In the first scenario, the GDP growth is forecast at 6.55%, and exports to increase by 9.54% compared to 2023. The average consumer price index (CPI) for the year is projected to rise by 4.31% year-on-year, and the trade balance to maintain a surplus of 5.7 billion USD.
Meanwhile, in the second one, the country’s economic growth will reach 6.95%, with export growth hitting 11.64%, CPI surging by 4.12%, and the trade surplus rising to 7.3 billion USD.
The first scenario assumes that global economic factors will continue to align with assessments from international organisations, and Vietnam will maintain policy efforts similar to those in the first half of 2024, while the second involves more positive global economic conditions, including faster recovery growth, investors’ increasing interest in Southeast Asian countries, supply chain restoration, and positive changes in investments in digital transformation and green transition.

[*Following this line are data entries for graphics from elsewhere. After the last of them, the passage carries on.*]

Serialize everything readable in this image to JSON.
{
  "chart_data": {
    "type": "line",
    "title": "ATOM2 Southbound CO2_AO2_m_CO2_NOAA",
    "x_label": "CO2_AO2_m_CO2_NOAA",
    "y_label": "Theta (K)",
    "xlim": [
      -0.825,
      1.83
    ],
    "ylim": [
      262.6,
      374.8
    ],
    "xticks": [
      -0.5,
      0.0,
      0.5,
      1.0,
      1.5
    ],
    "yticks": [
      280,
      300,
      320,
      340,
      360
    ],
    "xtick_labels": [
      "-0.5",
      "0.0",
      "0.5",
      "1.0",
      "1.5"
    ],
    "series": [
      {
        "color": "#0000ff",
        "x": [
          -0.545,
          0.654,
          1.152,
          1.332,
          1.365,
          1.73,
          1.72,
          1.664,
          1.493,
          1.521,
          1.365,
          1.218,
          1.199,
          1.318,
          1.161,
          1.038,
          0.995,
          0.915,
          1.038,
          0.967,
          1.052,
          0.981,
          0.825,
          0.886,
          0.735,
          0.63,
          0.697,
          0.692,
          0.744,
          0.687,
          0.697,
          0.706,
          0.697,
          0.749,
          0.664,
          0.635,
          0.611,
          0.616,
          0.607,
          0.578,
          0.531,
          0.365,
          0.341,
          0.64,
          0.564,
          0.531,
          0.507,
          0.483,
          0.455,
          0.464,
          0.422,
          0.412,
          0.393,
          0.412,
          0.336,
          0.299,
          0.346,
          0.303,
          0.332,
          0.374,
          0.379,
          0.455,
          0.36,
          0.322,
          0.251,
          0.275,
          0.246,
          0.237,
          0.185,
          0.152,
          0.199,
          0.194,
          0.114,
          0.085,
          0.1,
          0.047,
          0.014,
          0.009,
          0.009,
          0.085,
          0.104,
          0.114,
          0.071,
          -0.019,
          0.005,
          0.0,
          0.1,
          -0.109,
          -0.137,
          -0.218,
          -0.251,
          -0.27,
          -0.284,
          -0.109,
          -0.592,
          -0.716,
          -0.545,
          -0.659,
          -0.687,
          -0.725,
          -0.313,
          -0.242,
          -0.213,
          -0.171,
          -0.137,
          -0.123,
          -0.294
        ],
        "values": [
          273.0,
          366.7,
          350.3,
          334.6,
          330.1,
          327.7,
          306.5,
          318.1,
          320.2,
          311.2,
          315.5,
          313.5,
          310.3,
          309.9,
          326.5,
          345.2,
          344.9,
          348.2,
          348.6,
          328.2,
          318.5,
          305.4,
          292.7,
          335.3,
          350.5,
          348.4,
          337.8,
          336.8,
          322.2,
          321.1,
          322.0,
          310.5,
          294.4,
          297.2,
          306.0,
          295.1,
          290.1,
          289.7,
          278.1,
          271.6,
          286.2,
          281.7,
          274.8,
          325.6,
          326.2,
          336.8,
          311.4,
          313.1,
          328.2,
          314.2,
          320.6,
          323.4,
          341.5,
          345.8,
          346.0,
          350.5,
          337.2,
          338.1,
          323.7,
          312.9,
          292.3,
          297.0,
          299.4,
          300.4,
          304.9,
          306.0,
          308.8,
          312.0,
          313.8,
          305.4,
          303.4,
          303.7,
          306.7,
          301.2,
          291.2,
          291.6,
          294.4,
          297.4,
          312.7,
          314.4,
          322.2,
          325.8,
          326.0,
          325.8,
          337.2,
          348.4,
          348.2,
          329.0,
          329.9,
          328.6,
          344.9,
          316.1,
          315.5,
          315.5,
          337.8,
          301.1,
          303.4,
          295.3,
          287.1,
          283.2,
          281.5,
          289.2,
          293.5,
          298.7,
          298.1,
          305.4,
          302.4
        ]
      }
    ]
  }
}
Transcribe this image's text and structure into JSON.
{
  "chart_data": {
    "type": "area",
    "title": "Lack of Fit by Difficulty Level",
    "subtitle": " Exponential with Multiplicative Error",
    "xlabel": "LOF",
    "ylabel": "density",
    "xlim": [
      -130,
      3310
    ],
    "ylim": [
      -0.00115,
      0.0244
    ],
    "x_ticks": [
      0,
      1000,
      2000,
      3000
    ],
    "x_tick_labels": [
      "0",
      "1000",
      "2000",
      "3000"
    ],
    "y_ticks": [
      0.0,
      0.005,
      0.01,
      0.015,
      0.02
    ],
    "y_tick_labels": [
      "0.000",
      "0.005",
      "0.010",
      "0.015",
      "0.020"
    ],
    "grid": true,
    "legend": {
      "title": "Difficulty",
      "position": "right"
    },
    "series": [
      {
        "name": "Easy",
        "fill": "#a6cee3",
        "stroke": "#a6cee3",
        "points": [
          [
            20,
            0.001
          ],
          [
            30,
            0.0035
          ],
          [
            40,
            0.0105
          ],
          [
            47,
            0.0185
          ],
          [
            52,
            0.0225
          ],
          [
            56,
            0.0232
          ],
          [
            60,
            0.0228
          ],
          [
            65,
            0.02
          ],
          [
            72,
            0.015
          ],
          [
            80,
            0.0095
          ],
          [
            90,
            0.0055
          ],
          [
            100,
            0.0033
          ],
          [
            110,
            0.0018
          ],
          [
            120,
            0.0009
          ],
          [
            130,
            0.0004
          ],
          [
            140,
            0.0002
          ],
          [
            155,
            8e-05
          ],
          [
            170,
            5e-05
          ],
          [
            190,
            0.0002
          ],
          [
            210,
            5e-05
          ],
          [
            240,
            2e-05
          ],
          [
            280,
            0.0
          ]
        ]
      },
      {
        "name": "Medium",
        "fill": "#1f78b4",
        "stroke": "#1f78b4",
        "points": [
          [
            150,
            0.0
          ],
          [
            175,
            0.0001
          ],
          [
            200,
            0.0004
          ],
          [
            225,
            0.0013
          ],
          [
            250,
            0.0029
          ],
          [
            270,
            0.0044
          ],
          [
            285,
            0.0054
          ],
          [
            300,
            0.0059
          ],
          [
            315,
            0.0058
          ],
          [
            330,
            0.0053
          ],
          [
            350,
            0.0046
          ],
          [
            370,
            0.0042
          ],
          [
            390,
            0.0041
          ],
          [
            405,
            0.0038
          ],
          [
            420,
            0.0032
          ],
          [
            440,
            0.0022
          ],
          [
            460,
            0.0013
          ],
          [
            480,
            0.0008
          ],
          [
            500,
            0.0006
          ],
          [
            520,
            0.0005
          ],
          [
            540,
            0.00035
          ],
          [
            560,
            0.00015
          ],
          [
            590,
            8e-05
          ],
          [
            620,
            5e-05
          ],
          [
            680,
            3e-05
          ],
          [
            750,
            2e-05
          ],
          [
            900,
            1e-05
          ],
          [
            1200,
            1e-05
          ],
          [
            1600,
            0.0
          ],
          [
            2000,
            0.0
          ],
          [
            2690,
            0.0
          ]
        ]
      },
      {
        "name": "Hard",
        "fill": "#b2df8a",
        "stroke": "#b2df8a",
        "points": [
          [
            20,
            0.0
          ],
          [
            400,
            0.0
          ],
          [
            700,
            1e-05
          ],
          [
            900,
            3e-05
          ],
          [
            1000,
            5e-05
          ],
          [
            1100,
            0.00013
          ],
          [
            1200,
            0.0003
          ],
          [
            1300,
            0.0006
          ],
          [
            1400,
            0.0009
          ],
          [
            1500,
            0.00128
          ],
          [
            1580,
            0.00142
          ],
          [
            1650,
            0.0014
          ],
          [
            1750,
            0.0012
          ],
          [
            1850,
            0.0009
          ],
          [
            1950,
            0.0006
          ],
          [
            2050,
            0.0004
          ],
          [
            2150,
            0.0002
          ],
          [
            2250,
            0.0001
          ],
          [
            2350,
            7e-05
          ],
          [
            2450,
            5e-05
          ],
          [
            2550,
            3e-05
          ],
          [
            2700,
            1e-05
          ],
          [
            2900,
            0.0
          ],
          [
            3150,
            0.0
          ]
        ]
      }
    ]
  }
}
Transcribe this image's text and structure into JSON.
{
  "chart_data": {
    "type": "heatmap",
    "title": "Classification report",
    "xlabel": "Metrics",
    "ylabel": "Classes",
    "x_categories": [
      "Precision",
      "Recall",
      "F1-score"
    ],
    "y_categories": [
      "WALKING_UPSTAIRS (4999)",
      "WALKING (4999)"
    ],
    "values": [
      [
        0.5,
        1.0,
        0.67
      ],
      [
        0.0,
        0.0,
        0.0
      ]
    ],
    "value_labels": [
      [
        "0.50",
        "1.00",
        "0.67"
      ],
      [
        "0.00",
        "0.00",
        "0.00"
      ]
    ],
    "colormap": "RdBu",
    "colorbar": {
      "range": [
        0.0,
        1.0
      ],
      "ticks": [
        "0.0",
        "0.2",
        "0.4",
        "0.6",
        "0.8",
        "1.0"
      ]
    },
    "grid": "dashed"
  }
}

In the more positive scenario, Vietnam is assumed to effectively implement economic reform and management measures, which produce the best results in terms of public investment disbursement/absorption, credit, labour productivity growth, the business environment improvement, and the enhancement of national competitiveness.
CIEM Director Tran Thi Hong Minh said that since the beginning of 2024, Vietnam has emphasised its priority to boost economic growth by stabilising macro-economy, curbing inflation, and ensuring major balances.
In the first half, economic growth hit 6.42%, exports expanded by 14.5%, and inflation was controlled.
To achieve the goals set for the remaining months of this year, CIEM recommended improving the quality of growth; enhancing the capacity for innovation and adaptation to major trends such as digital transformation and green transition; increasing labour productivity; and perfecting the legal framework for new economic models like circular economy, digital economy, sharing economy, and creative economy.
In addition, the Government needs appropriate macroeconomic policy management solutions and closely monitor inflation developments, while maintaining fiscal space to cope with future shocks effectively.